4. The control method of claim 2, wherein, In the step S2, the close-up camera and the telephoto camera capture real-time video data in front of the vehicle running and transmit the data to the industrial computer.

5. The method of claim 2, wherein the method further comprises: In the step S3, the lateral detection areas A1 and A2 of the track in the video pictures of the close-up camera and the telephoto camera are determined, and the horizontal distances L1 and L2 between the actual areas corresponding to the lateral detection areas and the installation positions of the cameras are determined.

6. The method of claim 5, wherein, In said step S4, a template frame T of the track in the lateral detection area of the track in the near-focus camera video picture is determined in the initial frame 1A and T 1B , the best matching frame of the previous frame is used instead of the template frame in the subsequent frames. determining a template box T of the track in the lateral detection area of the track in the tele camera video picture in the initial frame 1C and T 1D , the best matching box of the previous frame is used instead of the template box in the subsequent.
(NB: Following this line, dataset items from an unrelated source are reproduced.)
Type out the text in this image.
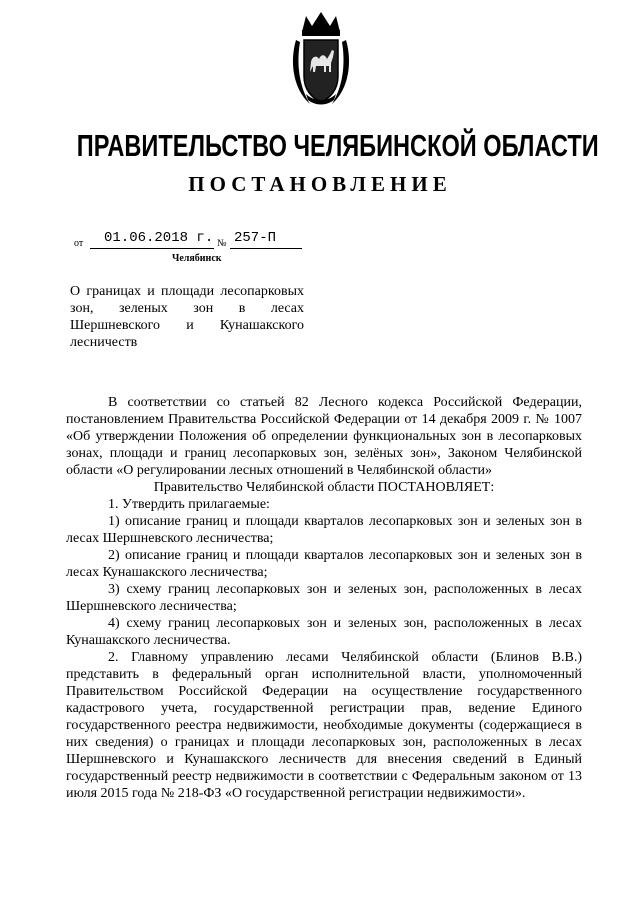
ПРАВИТЕЛЬСТВО ЧЕЛЯБИНСКОЙ ОБЛАСТИ
ПОСТАНОВЛЕНИЕ
от 01.06.2018 г. № 257-П
Челябинск
О границах и площади лесопарковых зон, зеленых зон в лесах Шершневского и Кунашакского лесничеств

В соответствии со статьей 82 Лесного кодекса Российской Федерации, постановлением Правительства Российской Федерации от 14 декабря 2009 г. № 1007 «Об утверждении Положения об определении функциональных зон в лесопарковых зонах, площади и границ лесопарковых зон, зелёных зон», Законом Челябинской области «О регулировании лесных отношений в Челябинской области»

Правительство Челябинской области ПОСТАНОВЛЯЕТ:

1. Утвердить прилагаемые:

1) описание границ и площади кварталов лесопарковых зон и зеленых зон в лесах Шершневского лесничества;

2) описание границ и площади кварталов лесопарковых зон и зеленых зон в лесах Кунашакского лесничества;

3) схему границ лесопарковых зон и зеленых зон, расположенных в лесах Шершневского лесничества;

4) схему границ лесопарковых зон и зеленых зон, расположенных в лесах Кунашакского лесничества.

2. Главному управлению лесами Челябинской области (Блинов В.В.) представить в федеральный орган исполнительной власти, уполномоченный Правительством Российской Федерации на осуществление государственного кадастрового учета, государственной регистрации прав, ведение Единого государственного реестра недвижимости, необходимые документы (содержащиеся в них сведения) о границах и площади лесопарковых зон, расположенных в лесах Шершневского и Кунашакского лесничеств для внесения сведений в Единый государственный реестр недвижимости в соответствии с Федеральным законом от 13 июля 2015 года № 218-ФЗ «О государственной регистрации недвижимости».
7. The method of claim 6, wherein the method further comprises: Said step S4, in the near-focus camera video frame in the lateral detection area A1 in the matching track template frame Tk A , output the horizontal pixel distance d kA of the best matching frame S kA ; Match the track template frame Tk B , output the horizontal pixel distance d kB of the best matching frame S kB ; In the frame-by-frame matching of the template frame Tk of the track in the lateral detection area A2 in the video picture of the fixed-focus camera C , output the horizontal pixel distance d of the best matching frame S kC ; match the template frame Tk of the track, output the horizontal pixel distance d of the best matching frame S kC . D kD kD .​​ 8. The method of claim 6, wherein the method further comprises: In the step S6, the calculation process is as follows: The horizontal offset distance dmiddle_k_close of the track center of the kth frame of the close-up camera is calculated according to the following formula: The horizontal offset distance dmiddle_k_far of the track center of the kth frame of the telephoto camera is calculated, and the calculation formula is: where the field of view FOV of the close-up camera is (F H1 , F W1 ), the focal length is f1, and the photosensitive element size is (C H1 , C W1 ), the field of view FOV of the telephoto camera is (F H2 , F W2 ), the focal length is f2, and the photosensitive element size is (C H2 , C W2 ).

9. The method of claim 8, wherein, In the step S7, the calculation process is as follows: calculating a radius of curvature R of the kth frame track of the close-up camera k_close , the calculation formula is: calculating a radius of curvature R of the kth track of the telecentric camera k_far , the calculation formula is: If the field of view of the telephoto camera is not blocked, the curvature radius of the track is calculated according to the calculation result of the telephoto camera: R k = R k_far If the field of view of the telephoto camera is blocked, the calculation result of the close-up camera needs to be used: R k = R k_close 。 10. The method of claim 8, wherein, The calculation process in step S8 is as follows: Wherein J0 is the horizontal rotation angle of the pan-tilt head of the telephoto camera in the pose correction in the step S1.

11. An electronic device comprising a memory and a processor, said memory having stored thereon a computer program, characterized in that, The processor executes the program to implement the method in any one of claims 1-10.

12. A computer readable storage medium having stored thereon a computer program, characterized in that, The program is executed by the processor to implement the method in any one of claims 1-10.